Janet Kruskamp's Paintings - Caring about San Jose, and capturing its transition on canvas, an article about Janet Kruskamp - original paintings  hand by the artist

Caring about San Jose, and capturing its transition on canvas
Originally published in San Jose News, April 16 1980
By Wes Peyton

If you want to know a place, that is if you want to fix the feel and the smell and the look of it down deep in your bones, find yourself an artist. Little of importance escapes the artist’s eye (or heart), which is why art often is better history than history.

In the months that we’ve been exchanging our personal views of where we live, I’ve found a couple of artists. More accurately, they’ve found me, and it’s been rewarding.

First, there was Anthony Quartuccio, who spent half a century growing up here and who shared some of his favorite memories of the past – an apricot drying yard, the old red brick City Hall, Lick Observatory by moonlight.

Comes now Janet Kruskamp, a practitioner without peer of what today’s critics are pleased to call romantic realism. (When I was a kid, it was called representational art, and the critics snubbed it as photo-realism. I always thought they were fools.)

Janet Kruskamp is no Sunday painter. She held her first one-woman show at age 11 (in Burbank), and her work is found in collections both here and in Europe. The Kruskamps, Janet, husband Hardy, sons Charles and Steven and daughter Jennifer, moved to Los Gatos a dozen years ago. Janet set to painting the country roads, the orchards, the fruitstands, barns and old trucks – so many scenes similar to yet different from the San Fernando Valley where she and Hardy grew up.

Her major project, though, and one on which she and the family spent eight summers, was a 30,000-mile criss-crossing exploration of the United States. That produced her Bicentennial collection, “An Artist in Search of America.” Yet in those eight years she never stopped painting the home scenes, too – and contrasting them with her memories of the San Fernando Valley.

Transition 1, a painting  by Janet Kruskamp
Transition 2, a painting by Janet Kruskamp
Transition 3, a painting by Janet Kruskamp

San Jose, California

Janet Kruskamp

Then, two years ago, the similarity struck home. Both valleys were being changed, irrevocably, by growth. She determined to capture our transition on canvas, and later this year her new collection, entitled aptly enough “Transition,” opens in the San Jose Museum of Art.

How does Janet Kruskamp, artist, feel about all this?

“It’s sad to see the old buildings being torn down,” she said the other day, “downtown shop owners leaving for the huge shopping centers. Beautiful old buildings are now just empty shells, havens for winos to sleep in. The older inner city dwellers have to walk farther now than they did in the past to find a neighborhood store, if they can find one at all.

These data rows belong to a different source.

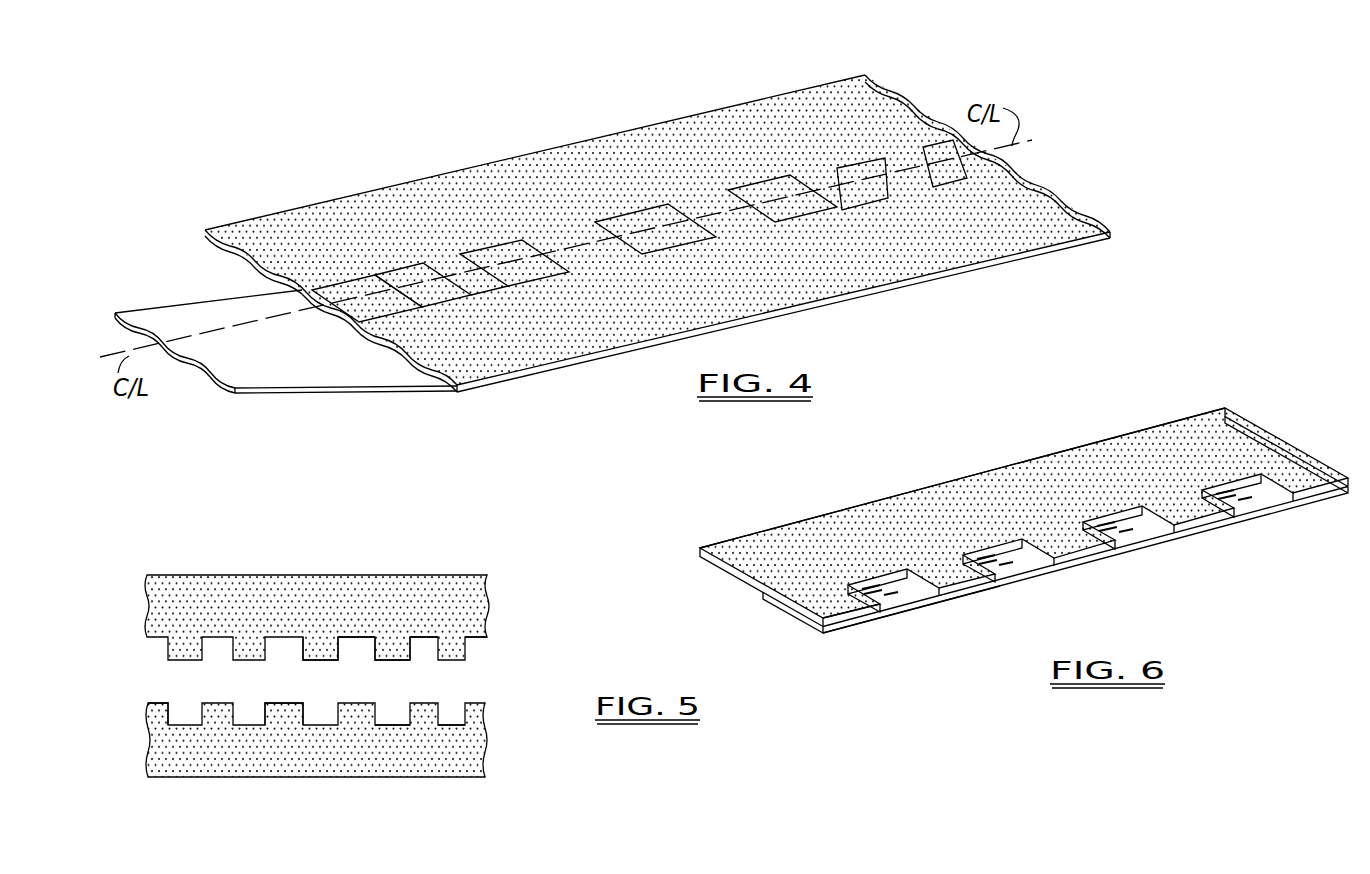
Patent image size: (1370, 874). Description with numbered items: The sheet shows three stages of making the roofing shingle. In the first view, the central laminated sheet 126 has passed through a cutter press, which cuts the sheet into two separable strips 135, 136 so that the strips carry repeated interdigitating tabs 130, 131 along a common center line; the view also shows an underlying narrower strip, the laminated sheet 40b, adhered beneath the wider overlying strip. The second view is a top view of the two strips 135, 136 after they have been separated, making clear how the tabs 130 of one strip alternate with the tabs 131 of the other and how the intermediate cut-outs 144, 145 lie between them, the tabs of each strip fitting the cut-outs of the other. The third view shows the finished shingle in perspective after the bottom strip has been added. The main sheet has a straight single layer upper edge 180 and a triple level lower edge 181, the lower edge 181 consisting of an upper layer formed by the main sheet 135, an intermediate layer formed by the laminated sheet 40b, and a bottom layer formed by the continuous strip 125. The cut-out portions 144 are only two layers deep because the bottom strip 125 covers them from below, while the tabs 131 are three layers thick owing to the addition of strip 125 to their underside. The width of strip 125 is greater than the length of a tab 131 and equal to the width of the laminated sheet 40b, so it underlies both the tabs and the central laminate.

In FIG. 4, the central laminated sheet 126 is at (525, 163).
In FIG. 4, the laminated sheet 40b is at (192, 306).
In FIG. 6, the laminated sheet 40b is at (763, 600).
In FIG. 4, the tabs 130 is at (489, 284).
In FIG. 5, the tabs 130 is at (270, 715).
In FIG. 4, the tabs 131 is at (604, 222).
In FIG. 5, the tabs 131 is at (387, 648).
In FIG. 6, the tabs 131 is at (967, 583).
In FIG. 5, the strip 135 is at (478, 605).
In FIG. 6, the strip 135 is at (715, 562).
In FIG. 5, the strip 136 is at (480, 752).
In FIG. 5, the cut-out portions 144 is at (420, 649).
In FIG. 6, the cut-out portions 144 is at (1248, 503).
In FIG. 5, the cut-outs 145 is at (388, 712).
In FIG. 6, the upper edge 180 is at (763, 530).
In FIG. 6, the lower edge 181 is at (863, 620).
In FIG. 6, the continuous strip 125 is at (807, 627).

The Gazebo, a painting by Janet Kruksamp
San Jose, California

©1980 Janet Kruskamp

“I try to retain a certain detachment, as a professional artist (and amateur historian.) I tell myself I choose this subject or that for its good composition or its interesting effect of light and shadow, but after two years of searching out and painting San Jose, I find I can’t hide my true feelings in my paintings. What a fraud I am.

“I can’t remain detached and objective about this collection of art at all. I don’t choose my subjects solely for their artistic values. I have discovered that I really do care, personally, about the future of San Jose. I care about its history. I don’t want to see all of it covered up with new growth. I care about the inner city and the people who live there.

“I care about the poignant contrasts of this transition – the freeways strung like ancient Stonehenges across the town, the new high-rise office building reflected in the dirty windowpane of the empty store across the street, the pawnshop in the shadow of the multi-story bank. These are the symbols of change, and I want to capture them so that we’ll know how it was, how we were, later.

“That’s what artists do, you know. We record a specific time, place and event for future generations. Our pictures are time capsules, and I want mine to capture a city rebuilding itself on the ashes and broken mortar of the past century.

“Like a once-beautiful woman, San Jose is undergoing a facelift. The transition can sometimes be painful and even unattractive at first, but when her wounds heal, San Jose is going to present the world with a shining new countenance, one that will endure well into the 21st century.”

Yes Janet, you do wear your heart on your sleeve – and on your canvases. Keep it there, girl; I like what I see.